A few more good reads

Published Tue, Mar 6 2007 4:11 | William

I was hanging out with my homie Chris last week when we decided to hit the  Barnes and Noble across the street from my place.  I was pleasantly surprised to see Juval Lowy's Programming WCF Services was in stock. I've been waiting for it for a while (and Justin and Scott have two more soon to be released WCF books both of which promise to be great). 

If you've been following my posts lately, you know I've been pretty impressed with the recent crop of Windows Communication Foundation books that have been coming down the pipeline.  I guess with some technologies one's game has to be pretty decent to even get admission.  Although WCF in and of itself isn't 'hard', I think it qualifies here.  Doing trivial tasks with WCF is cake.  Doing many middle level tasks are cake.  Understanding it and being able to architect it is another story.

So with the two previous titles, I said that I loved both of them but for different reasons. Well, I love Juval's book too, and again, for different reasons. 

Which one do I think is best?  Well, if you'll excuse the cliche, that's like saying Jenna Jameson is 'better' than Janine Lindemulder or Tara Patrick, or that a Porsche is better than a Ferrari or Lambroghini.  Too tough of a call to make.  Fortunately, there's an easy solutions.  Buy all three. You'll be glad you did if you care about learning WCF.

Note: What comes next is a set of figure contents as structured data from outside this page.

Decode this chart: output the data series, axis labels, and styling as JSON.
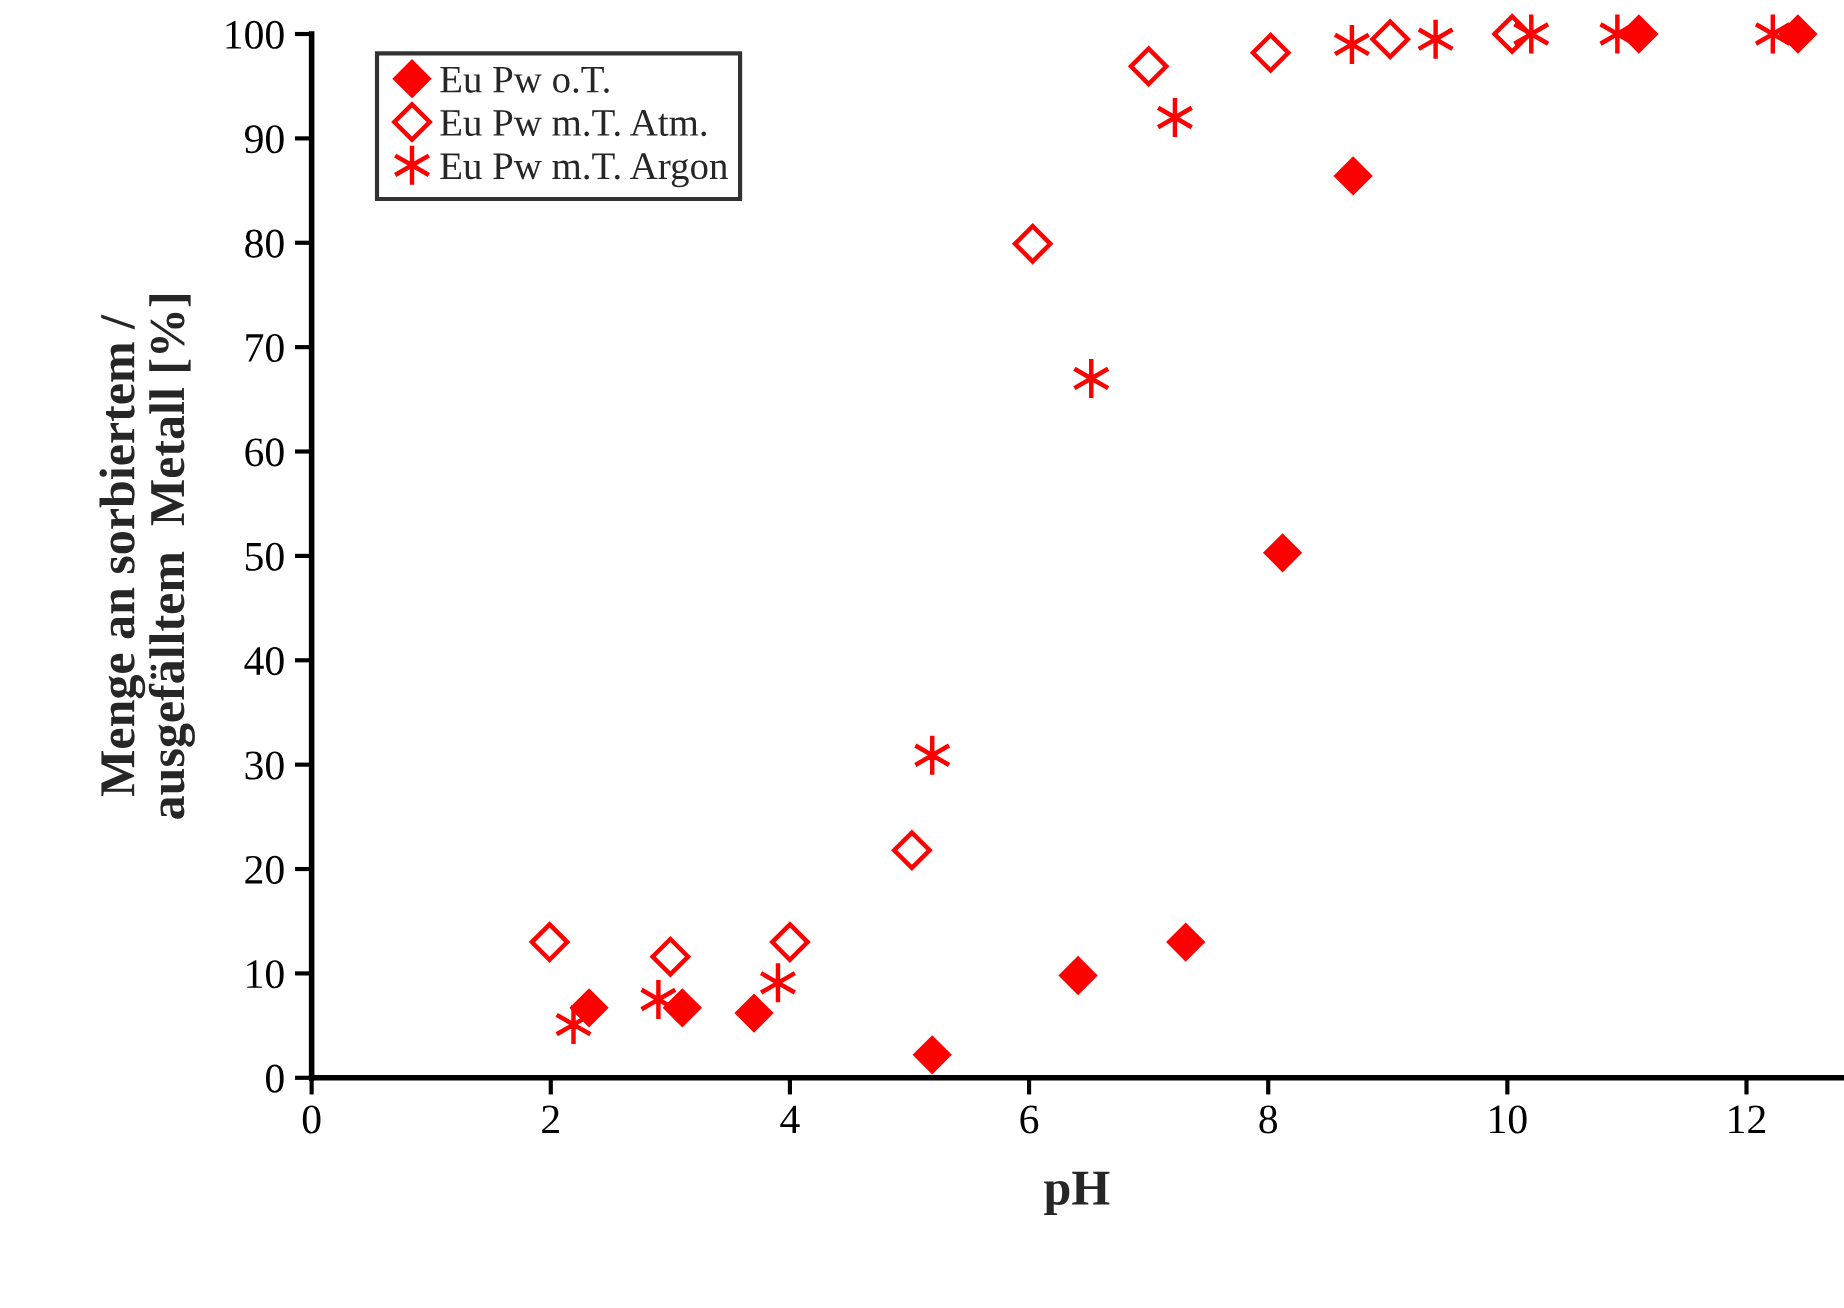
{
  "chart_data": {
    "type": "scatter",
    "xlabel": "pH",
    "ylabel": "Menge an sorbiertem /\nausgefälltem  Metall [%]",
    "xlim": [
      0,
      12.8
    ],
    "xticks": [
      0,
      2,
      4,
      6,
      8,
      10,
      12
    ],
    "ylim": [
      0,
      100
    ],
    "yticks": [
      0,
      10,
      20,
      30,
      40,
      50,
      60,
      70,
      80,
      90,
      100
    ],
    "grid": false,
    "legend": "top left",
    "series": [
      {
        "name": "Eu Pw o.T.",
        "color": "#ff0000",
        "marker": "diamond",
        "x": [
          2.32,
          3.1,
          3.7,
          5.19,
          6.41,
          7.31,
          8.12,
          8.71,
          11.1,
          12.43
        ],
        "values": [
          6.7,
          6.7,
          6.2,
          2.2,
          9.8,
          13,
          50.3,
          86.4,
          100,
          100
        ]
      },
      {
        "name": "Eu Pw m.T. Atm.",
        "color": "#ff0000",
        "marker": "diamond",
        "x": [
          1.99,
          3.0,
          4.0,
          5.02,
          6.03,
          7.0,
          8.02,
          9.02,
          10.04
        ],
        "values": [
          13,
          11.6,
          13,
          21.8,
          79.9,
          96.9,
          98.2,
          99.5,
          100
        ]
      },
      {
        "name": "Eu Pw m.T. Argon",
        "color": "#ff0000",
        "marker": "cross",
        "x": [
          2.19,
          2.9,
          3.9,
          5.19,
          6.52,
          7.22,
          8.7,
          9.4,
          10.2,
          10.92,
          12.22
        ],
        "values": [
          5.1,
          7.5,
          9.1,
          30.9,
          67,
          92,
          99,
          99.5,
          100,
          100,
          100
        ]
      }
    ]
  }
}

They all have different strengths and emphasize different things.  I don't think any of them are deficient in any way, but they each have a few areas that well over the 100% mark.  Juval's strong points are : 

  • His ability to spell out big picture issues and then relate them to specific tasks. For instance, much in the style of Rocky's discussion of business objects via CSLA, Juval builds upon a useful framework that gets more involved as the book progresses.
  • Data Contracts were discussed as well as anything could be discussed.  All three books are pretty strong on Data Contracts, however I've largely focused on other things until now.  I finally had some time to get deep into data contracts and happened upon Juval's book.  Excellent.  He aslo did a great job on Transactions and Security.  Every time I think I've 'gotten' it with security, I read something else and realize how little I know.
  • In the end, Juval wraps it up with a series of suggestions that are just plain good.  At first I had trouble with a few of them.  Juval found out about it and graciously sent me an email explaining them.  I realized I was the bubblehead that hadn't paid enough attention. 

All I can say is that Juval's book is top notch and it's clearly the work of a guy really committed to excellence in his profession.  I say the same about the previous two WCF books and can promise you that you can't go wrong with any of them, and you're guaranteed to go right with all three.

 

Office Sharepoint 2007

As a staunch Bill E fan, all I can say is Bill knocked it out of the park again.  My MOSS 2007 game was off to a good start, but I got distracted on too many other things. I'm trying to make a second pass at it now and am darned glad i got this.  I'm taking the 70-630 next week, so the proof will be in the pudding but I'm quite sure I'll do well on it.

Can't go wrong with a Bill English book either.